Today, instead of the destroyed Temple, we live with the memory of how Sept. 11, 2001, obliterated our sense of national invincibility. COVID-19 has taught us that national borders are fictions, divisions no more protective than were the emperor’s new clothes. Russia’s aggression against Ukraine keeps us mindful of the constant threat of nuclear war. These realities are universal expressions of the intensely personal truth we all know but usually try to forget: to be alive implies that we are mortal.

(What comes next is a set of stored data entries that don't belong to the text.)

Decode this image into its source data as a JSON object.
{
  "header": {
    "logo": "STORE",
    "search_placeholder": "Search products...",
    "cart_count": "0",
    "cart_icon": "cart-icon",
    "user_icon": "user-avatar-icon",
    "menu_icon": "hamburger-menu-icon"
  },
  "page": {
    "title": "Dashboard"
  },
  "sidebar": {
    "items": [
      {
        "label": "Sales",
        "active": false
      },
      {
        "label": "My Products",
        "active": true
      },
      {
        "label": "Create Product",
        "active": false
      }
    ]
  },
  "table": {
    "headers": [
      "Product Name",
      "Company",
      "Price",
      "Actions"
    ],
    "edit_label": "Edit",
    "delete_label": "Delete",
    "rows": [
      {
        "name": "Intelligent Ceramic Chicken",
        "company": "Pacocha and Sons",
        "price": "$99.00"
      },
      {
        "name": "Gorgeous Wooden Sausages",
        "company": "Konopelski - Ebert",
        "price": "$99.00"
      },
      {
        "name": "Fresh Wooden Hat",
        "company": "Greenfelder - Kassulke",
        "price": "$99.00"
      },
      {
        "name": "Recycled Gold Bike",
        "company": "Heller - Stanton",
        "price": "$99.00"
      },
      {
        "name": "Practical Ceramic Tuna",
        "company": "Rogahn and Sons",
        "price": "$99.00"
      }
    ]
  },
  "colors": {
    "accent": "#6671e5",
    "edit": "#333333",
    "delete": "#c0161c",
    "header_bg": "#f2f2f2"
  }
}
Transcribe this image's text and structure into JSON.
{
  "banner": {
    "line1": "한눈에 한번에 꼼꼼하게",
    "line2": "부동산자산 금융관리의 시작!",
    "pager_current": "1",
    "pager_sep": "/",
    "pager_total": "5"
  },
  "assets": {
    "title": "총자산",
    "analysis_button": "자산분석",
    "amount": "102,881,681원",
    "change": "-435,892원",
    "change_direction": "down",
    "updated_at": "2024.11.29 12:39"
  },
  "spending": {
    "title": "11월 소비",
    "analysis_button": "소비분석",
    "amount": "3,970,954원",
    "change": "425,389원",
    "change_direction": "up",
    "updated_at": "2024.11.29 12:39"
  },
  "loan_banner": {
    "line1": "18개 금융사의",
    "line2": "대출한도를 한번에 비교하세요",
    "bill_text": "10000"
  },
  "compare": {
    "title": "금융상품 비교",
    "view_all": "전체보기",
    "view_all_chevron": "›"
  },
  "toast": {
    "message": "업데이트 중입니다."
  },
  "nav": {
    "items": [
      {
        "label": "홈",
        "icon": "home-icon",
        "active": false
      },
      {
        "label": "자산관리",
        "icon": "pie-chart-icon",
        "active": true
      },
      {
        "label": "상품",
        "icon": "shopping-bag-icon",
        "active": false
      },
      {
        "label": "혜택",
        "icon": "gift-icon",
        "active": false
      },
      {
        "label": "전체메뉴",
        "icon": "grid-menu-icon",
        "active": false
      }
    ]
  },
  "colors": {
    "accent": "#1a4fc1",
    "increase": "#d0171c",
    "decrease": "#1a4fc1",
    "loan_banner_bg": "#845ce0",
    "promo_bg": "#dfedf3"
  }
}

As Malachi said, this reality can be either terrifying or hopeful. Going for the latter, we can remember the tent of meeting and persevere in trust that, while we don’t and can’t know the details, we know that the destination is what Pope Francis describes as “the sabbath of eternity, the new Jerusalem” where “we will find ourselves face to face with the infinite beauty of God, and be able to read with admiration and happiness the mystery of the universe” (Laudato Si’, 100 and 243). Trusting in that, we will live like people who know that no catastrophe is beyond the reach of God’s healing sun of justice.

Reading 1

(Malachi 3: 19-20a)

Lo, the day is coming, blazing like an oven,
when all the proud and all evildoers will be stubble,
and the day that is coming will set them on fire,
leaving them neither root nor branch,
says the LORD of hosts.
But for you who fear my name, there will arise
the sun of justice with its healing rays.

Responsorial psalm

(Psalm 98: 5-9)

R. The Lord comes to rule the earth with justice.

Sing praise to the LORD with the harp,
with the harp and melodious song.
With trumpets and the sound of the horn
sing joyfully before the King, the LORD.
R. The Lord comes to rule the earth with justice.

Let the sea and what fills it resound,
the world and those who dwell in it;
let the rivers clap their hands,
the mountains shout with them for joy.
R. The Lord comes to rule the earth with justice.

Before the LORD, for he comes,
for he comes to rule the earth,
he will rule the world with justice
and the peoples with equity.
R. The Lord comes to rule the earth with justice.

Reading 2

(2 Thessalonians 3: 7-12)

Brothers and sisters:
You know how one must imitate us.
For we did not act in a disorderly way among you,
nor did we eat food received free from anyone.
On the contrary, in toil and drudgery, night and day
we worked, so as not to burden any of you.
Not that we do not have the right.
Rather, we wanted to present ourselves as a model for you,
so that you might imitate us.
In fact, when we were with you,
we instructed you that if anyone was unwilling to work,
neither should that one eat.
We hear that some are conducting themselves among you in a
disorderly way, by not keeping busy but minding the business of others.
Such people we instruct and urge in the Lord Jesus Christ to work quietly
and to eat their own food.

Gospel

(Luke 21: 5-19)

While some people were speaking about
how the temple was adorned with costly stones and votive offerings,
Jesus said, “All that you see here —
the days will come when there will not be left
a stone upon another stone that will not be thrown down.”
Then they asked him,
“Teacher, when will this happen?
And what sign will there be when all these things are about to happen?”
He answered,
“See that you not be deceived,
for many will come in my name, saying,
‘I am he,’ and ‘The time has come.’
Do not follow them!
When you hear of wars and insurrections,
do not be terrified; for such things must happen first,
but it will not immediately be the end.”
Then he said to them,
“Nation will rise against nation, and kingdom against kingdom.
There will be powerful earthquakes, famines, and plagues
from place to place;
and awesome sights and mighty signs will come from the sky.
“Before all this happens, however,
they will seize and persecute you,
they will hand you over to the synagogues and to prisons,
and they will have you led before kings and governors
because of my name.
It will lead to your giving testimony.
Remember, you are not to prepare your defense beforehand,
for I myself shall give you a wisdom in speaking
that all your adversaries will be powerless to resist or refute.
You will even be handed over by parents, brothers, relatives, and friends,
and they will put some of you to death.
You will be hated by all because of my name,
but not a hair on your head will be destroyed.
By your perseverance you will secure your lives.”